A decisão preserva o acordo firmado entre governo e Congresso, apesar de a Corte ter considerado inconstitucional, por 8 votos a 2, a lei que prorrogava o benefício até 2027.
Na prática, nada muda no cronograma já em vigor. As empresas continuarão migrando, aos poucos, de um modelo com carga tributária reduzida para o regime tradicional, até a retomada integral da cobrança sobre a folha de salários em 2028.
O tribunal entendeu que a lei aprovada pelo Congresso no fim de 2023, que estendia a desoneração, é inconstitucional por não apresentar estimativas de impacto nas contas públicas nem indicar fontes de compensação.
Ao mesmo tempo, os ministros mantiveram válido o acordo posterior entre Executivo e Legislativo, que redesenhou a política com uma transição gradual até 2027.
Com isso, a Corte também fixou o entendimento de que benefícios fiscais só podem ser aprovados se vierem acompanhados de estimativa de impacto orçamentário e financeiro.
Criada em 2011, a desoneração da folha permite que empresas deixem de pagar a contribuição previdenciária de 20% sobre a folha de pagamento e passem a contribuir com uma alíquota menor, entre 1% e 4,5%, aplicada sobre a receita bruta.
O objetivo é reduzir custos trabalhistas e estimular a geração de empregos, especialmente em setores intensivos em mão de obra.
O modelo atual prevê uma volta gradual à tributação sobre a folha:
A desoneração atinge setores que empregam cerca de 9 milhões de trabalhadores.
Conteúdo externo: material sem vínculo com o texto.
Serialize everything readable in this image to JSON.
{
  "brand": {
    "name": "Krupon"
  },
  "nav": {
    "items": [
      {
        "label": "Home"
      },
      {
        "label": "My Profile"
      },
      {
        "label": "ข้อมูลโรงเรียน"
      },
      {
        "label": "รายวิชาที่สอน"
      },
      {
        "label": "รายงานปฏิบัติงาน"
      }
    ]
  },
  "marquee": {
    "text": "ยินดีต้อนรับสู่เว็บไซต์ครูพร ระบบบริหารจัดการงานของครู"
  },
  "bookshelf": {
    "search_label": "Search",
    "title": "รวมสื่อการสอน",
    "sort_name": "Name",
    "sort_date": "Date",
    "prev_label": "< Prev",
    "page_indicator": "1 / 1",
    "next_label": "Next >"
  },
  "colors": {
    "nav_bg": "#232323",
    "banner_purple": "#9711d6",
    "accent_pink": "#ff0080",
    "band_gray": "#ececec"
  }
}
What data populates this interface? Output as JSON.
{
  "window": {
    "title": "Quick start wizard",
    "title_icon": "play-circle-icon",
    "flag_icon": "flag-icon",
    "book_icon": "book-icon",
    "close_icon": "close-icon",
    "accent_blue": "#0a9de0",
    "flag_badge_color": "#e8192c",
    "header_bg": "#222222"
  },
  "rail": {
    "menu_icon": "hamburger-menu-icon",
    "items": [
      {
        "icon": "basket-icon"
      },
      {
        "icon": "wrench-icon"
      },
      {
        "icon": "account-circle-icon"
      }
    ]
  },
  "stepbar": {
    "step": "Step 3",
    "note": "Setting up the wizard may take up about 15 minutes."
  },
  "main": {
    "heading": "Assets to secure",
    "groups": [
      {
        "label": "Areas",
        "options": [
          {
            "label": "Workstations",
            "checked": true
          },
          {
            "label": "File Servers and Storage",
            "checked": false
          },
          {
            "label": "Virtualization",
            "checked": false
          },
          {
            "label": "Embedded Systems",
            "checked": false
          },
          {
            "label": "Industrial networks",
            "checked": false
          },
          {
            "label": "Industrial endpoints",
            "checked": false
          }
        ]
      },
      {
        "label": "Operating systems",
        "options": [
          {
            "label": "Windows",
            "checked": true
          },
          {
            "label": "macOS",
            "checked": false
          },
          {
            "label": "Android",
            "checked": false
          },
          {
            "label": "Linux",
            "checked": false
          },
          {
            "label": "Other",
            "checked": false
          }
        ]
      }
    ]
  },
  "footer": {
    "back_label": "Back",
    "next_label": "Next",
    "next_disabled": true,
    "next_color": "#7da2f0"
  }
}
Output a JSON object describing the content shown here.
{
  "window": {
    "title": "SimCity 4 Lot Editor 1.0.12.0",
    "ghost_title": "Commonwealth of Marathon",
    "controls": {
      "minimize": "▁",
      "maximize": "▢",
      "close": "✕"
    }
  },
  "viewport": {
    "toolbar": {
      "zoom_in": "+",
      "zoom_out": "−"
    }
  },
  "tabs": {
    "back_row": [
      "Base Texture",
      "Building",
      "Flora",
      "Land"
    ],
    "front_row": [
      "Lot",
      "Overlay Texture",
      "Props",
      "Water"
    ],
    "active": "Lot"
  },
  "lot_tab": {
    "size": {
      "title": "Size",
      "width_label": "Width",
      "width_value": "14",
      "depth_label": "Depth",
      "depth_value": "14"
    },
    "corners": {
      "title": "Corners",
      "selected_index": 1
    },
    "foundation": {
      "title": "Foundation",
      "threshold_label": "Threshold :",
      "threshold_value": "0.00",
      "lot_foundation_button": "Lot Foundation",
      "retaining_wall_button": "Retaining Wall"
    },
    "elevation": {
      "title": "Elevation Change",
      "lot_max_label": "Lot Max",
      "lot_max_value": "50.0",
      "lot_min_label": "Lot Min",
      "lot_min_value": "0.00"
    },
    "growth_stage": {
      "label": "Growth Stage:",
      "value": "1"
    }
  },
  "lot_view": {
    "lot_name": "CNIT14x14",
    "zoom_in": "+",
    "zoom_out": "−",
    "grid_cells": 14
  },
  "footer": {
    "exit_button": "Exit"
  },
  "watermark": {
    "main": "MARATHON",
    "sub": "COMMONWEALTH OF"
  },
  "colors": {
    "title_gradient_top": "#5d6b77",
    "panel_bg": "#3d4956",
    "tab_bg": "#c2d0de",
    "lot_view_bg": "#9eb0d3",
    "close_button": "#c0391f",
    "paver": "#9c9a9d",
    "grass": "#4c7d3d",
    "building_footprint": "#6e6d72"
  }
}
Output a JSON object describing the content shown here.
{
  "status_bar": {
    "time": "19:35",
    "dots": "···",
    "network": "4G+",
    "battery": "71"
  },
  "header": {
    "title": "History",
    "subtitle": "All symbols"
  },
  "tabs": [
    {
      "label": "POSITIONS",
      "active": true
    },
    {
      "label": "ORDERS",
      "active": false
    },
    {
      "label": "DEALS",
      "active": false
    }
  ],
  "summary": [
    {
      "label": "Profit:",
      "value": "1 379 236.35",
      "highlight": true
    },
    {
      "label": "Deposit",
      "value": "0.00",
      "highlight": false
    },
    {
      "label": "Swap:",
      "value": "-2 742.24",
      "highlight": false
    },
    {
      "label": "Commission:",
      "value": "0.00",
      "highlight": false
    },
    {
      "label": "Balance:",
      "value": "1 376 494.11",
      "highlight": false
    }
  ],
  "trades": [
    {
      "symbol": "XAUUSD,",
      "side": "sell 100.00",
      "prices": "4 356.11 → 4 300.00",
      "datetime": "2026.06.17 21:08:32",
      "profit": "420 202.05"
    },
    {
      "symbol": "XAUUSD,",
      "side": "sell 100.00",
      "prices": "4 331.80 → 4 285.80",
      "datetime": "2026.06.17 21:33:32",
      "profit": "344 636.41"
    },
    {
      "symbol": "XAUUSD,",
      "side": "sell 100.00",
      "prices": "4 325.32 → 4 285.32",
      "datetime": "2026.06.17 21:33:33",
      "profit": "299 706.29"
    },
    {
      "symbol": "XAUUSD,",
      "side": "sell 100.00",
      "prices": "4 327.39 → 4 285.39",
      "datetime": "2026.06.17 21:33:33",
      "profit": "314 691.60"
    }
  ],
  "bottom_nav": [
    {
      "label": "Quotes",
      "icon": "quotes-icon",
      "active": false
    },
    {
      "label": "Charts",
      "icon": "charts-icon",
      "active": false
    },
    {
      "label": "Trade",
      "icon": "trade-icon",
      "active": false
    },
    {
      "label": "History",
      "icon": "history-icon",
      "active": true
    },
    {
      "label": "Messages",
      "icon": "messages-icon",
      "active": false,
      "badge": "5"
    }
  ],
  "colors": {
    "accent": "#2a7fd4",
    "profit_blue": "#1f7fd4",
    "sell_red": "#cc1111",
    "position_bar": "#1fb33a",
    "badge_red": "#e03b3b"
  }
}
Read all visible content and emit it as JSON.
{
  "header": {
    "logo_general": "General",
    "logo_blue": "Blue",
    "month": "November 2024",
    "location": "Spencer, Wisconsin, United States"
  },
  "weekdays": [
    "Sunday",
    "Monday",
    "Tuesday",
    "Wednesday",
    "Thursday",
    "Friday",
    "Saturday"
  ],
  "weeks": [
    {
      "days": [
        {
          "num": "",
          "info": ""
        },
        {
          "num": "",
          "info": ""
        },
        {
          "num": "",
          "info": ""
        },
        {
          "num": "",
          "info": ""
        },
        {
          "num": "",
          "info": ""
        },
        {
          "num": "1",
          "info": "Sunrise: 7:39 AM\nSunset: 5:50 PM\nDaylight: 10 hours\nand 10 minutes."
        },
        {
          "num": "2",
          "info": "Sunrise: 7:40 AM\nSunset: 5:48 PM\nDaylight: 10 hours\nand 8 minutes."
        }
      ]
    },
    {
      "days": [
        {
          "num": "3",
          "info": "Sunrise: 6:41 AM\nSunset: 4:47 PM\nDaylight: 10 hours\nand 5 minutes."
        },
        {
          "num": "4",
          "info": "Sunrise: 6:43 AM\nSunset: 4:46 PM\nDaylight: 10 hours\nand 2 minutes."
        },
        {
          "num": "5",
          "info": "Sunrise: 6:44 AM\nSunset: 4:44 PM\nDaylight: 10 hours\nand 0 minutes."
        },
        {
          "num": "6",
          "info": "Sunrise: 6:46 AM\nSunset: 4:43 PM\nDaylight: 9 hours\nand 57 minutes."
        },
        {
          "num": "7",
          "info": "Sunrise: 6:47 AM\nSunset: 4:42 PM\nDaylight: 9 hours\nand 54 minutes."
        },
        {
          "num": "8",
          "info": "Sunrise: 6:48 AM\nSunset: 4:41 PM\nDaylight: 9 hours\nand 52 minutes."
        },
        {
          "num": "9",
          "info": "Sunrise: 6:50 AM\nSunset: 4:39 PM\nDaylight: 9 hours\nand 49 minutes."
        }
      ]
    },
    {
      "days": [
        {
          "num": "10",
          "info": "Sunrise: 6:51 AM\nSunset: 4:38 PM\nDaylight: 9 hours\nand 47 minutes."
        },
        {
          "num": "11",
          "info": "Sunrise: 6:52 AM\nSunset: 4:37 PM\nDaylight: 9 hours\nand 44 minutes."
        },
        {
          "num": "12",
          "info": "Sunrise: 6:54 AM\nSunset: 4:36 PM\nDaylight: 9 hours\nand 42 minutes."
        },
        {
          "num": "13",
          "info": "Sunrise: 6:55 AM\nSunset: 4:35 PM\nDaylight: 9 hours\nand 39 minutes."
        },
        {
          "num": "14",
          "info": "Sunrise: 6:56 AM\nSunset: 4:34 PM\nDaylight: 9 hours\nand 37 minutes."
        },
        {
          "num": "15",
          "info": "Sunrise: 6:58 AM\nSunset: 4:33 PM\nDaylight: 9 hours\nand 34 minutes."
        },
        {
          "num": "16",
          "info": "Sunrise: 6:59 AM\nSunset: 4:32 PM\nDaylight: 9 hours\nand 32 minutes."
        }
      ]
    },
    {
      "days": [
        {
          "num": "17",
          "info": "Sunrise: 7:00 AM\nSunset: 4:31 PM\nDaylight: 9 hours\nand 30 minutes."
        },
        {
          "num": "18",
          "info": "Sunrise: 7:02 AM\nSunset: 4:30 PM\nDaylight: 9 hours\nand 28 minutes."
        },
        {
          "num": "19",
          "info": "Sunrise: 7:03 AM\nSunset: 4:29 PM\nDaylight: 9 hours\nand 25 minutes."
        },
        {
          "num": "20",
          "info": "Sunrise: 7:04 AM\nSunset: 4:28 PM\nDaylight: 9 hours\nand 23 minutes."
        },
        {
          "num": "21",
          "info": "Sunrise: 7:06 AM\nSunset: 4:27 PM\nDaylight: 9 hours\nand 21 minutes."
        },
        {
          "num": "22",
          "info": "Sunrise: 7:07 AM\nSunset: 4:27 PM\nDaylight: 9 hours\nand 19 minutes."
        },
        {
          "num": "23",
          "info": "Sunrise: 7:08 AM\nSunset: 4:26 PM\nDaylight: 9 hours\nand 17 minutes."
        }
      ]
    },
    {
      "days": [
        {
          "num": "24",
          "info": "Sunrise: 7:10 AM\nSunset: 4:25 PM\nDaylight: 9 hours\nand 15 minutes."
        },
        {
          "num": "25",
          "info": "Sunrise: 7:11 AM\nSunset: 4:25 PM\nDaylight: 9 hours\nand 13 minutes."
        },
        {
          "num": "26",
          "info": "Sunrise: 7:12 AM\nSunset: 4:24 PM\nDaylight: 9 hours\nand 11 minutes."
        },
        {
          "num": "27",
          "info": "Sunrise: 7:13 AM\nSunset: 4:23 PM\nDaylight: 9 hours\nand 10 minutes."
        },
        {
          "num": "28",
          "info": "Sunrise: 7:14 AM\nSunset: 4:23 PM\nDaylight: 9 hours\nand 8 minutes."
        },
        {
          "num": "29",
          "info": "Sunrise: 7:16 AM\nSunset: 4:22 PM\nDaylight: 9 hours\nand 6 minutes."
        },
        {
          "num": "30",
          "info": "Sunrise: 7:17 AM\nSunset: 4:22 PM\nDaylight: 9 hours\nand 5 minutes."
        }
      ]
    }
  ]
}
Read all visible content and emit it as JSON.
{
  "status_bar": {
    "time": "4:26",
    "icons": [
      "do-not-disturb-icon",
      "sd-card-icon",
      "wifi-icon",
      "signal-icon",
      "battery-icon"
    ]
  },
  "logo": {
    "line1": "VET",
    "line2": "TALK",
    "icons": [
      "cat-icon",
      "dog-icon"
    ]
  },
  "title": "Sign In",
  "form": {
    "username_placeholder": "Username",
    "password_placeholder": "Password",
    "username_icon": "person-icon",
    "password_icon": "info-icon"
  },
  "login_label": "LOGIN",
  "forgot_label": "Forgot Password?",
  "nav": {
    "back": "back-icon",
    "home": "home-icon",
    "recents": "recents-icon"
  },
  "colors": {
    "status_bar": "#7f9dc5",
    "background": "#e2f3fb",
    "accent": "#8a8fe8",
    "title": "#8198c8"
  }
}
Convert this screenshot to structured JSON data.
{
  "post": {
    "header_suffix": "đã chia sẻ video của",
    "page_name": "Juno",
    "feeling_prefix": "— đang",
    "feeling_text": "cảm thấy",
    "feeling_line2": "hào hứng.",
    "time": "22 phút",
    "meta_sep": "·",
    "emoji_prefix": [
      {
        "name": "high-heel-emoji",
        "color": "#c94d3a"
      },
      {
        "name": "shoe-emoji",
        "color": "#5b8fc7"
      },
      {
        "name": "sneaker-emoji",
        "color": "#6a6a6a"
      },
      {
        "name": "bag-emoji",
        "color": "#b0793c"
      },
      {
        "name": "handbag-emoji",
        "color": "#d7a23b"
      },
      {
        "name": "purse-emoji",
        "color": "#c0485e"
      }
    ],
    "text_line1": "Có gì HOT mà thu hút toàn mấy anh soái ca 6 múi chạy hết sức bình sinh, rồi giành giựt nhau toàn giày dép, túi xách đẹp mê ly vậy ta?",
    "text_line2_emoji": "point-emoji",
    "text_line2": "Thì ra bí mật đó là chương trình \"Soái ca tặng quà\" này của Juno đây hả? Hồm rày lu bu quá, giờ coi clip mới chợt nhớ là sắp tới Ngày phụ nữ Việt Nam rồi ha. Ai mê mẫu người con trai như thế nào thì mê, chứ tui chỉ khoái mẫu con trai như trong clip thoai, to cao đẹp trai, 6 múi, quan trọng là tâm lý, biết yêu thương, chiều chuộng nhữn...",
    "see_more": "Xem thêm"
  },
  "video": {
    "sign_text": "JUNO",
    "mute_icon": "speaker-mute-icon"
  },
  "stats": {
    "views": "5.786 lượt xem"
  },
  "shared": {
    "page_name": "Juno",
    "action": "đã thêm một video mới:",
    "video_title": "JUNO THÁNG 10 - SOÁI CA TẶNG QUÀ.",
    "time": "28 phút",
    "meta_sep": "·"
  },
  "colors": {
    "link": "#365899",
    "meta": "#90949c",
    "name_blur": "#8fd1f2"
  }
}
O modelo foi prorrogado diversas vezes ao longo dos anos e sempre gerou debate sobre seus efeitos fiscais.
O governo argumentou que a prorrogação aprovada em 2023 poderia causar perdas bilionárias de arrecadação sem compensação adequada. Já o Congresso defendeu a medida como forma de preservar empregos.
Com a decisão, o STF mantém o equilíbrio entre o benefício às empresas no curto prazo e a exigência de responsabilidade fiscal nas contas públicas.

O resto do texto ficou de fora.